Article Abstract

Eukaryotic translation initiation factor 3B downregulation inhibits cell proliferation and promotes cell apoptosis through negatively regulating tumor necrosis factor receptor superfamily member 21 in gastric cancer

Authors: Huiling Xiong, Mei Hu, Hui Huang, Jing Gong, Jie Wu, Heng Zhang

Abstract

Background: This study aimed to detect eukaryotic translation initiation factor 3B (EIF3B) expression in gastric cancer (GC) cell lines, and further explore the effect of EIF3B downregulation on GC cell proliferation and apoptosis.
Methods: EIF3B mRNA expression and protein expression in human GC cell lines (NCI-N87, AGS, HGC-27, BGC-823 and MGC80-3) and human gastric mucosal epithelial cell line (GES-1) were detected. Control siRNA (Si-NC group) and EIF3B siRNA (Si-EIF3B group) were transfected into NCI-N87 cells.

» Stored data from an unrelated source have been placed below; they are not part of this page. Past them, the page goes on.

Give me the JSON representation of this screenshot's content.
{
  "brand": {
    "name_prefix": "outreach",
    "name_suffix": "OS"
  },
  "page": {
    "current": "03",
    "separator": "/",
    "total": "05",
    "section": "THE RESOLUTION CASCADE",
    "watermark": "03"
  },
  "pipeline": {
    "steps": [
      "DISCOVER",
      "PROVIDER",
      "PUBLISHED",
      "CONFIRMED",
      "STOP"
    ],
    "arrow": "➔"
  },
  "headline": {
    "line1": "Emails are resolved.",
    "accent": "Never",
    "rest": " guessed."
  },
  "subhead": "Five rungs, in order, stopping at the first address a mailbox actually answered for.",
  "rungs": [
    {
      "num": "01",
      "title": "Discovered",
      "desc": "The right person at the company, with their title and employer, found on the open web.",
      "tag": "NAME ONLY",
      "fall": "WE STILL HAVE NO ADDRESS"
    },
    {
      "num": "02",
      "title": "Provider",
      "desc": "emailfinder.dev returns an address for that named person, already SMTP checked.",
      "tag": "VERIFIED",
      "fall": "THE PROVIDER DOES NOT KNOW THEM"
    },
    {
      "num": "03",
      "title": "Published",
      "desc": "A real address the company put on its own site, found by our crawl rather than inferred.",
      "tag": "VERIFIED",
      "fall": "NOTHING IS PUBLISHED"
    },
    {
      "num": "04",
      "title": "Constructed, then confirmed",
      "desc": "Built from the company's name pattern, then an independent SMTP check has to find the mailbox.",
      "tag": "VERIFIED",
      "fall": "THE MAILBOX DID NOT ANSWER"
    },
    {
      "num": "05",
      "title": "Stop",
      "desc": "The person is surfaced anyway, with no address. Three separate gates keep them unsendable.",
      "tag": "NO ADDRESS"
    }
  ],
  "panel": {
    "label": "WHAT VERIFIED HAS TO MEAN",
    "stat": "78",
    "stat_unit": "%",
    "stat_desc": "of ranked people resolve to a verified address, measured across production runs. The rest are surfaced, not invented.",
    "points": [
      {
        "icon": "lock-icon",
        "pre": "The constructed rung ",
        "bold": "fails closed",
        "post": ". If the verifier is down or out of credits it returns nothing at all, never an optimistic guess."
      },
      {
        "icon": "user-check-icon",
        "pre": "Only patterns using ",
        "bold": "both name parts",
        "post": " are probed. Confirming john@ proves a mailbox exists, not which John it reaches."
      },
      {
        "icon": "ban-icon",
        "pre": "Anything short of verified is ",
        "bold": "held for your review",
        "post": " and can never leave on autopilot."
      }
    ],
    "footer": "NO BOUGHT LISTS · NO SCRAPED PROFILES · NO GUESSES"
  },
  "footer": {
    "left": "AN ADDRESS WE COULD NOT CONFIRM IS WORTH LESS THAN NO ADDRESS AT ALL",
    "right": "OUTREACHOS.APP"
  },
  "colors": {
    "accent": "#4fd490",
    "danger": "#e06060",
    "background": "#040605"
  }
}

Rescue experiment was performed by transfection of EIF3B siRNA (Si-EIF3B group) and EIF3B siRNA plus tumor necrosis factor receptor superfamily member 21 (TNFRSF21) siRNA (Si-EIF3B & Si-TNFRSF21 group) into NCI-N87 cells. Besides, cell proliferation, apoptosis, TNFRSF21 expression and TRAF1 expression were assessed.
Results: EIF3B mRNA expression and protein expression were elevated in NCI-N87, AGS, HGC-27 and BGC-823 cell lines compared to GES-1 cell line. In NCI-N87 cells, proliferation was reduced in Si-EIF3B group compared to Si-NC group. For cell apoptosis, its rate and apoptotic marker C-Caspase 3 expression were increased but anti-apoptosis marker Bcl-2 expression was reduced in Si-EIF3B group compared to Si-NC group. Moreover, mRNA expression and protein expression of TNFRSF21 were increased in Si-EIF3B group compared to Si-NC group, while mRNA expression and protein expression of TRAF1 were reduced in Si-EIF3B group compared to Si-NC group. In rescue experiment, cell proliferation was increased but apoptosis was decreased in Si-EIF3B & Si-TNFRSF21 group compared to Si-EIF3B group.
Conclusions: EIF3B is overexpressed in GC cell lines, and its downregulation inhibits cell proliferation while promotes apoptosis through negatively regulating TNFRSF21 in GC.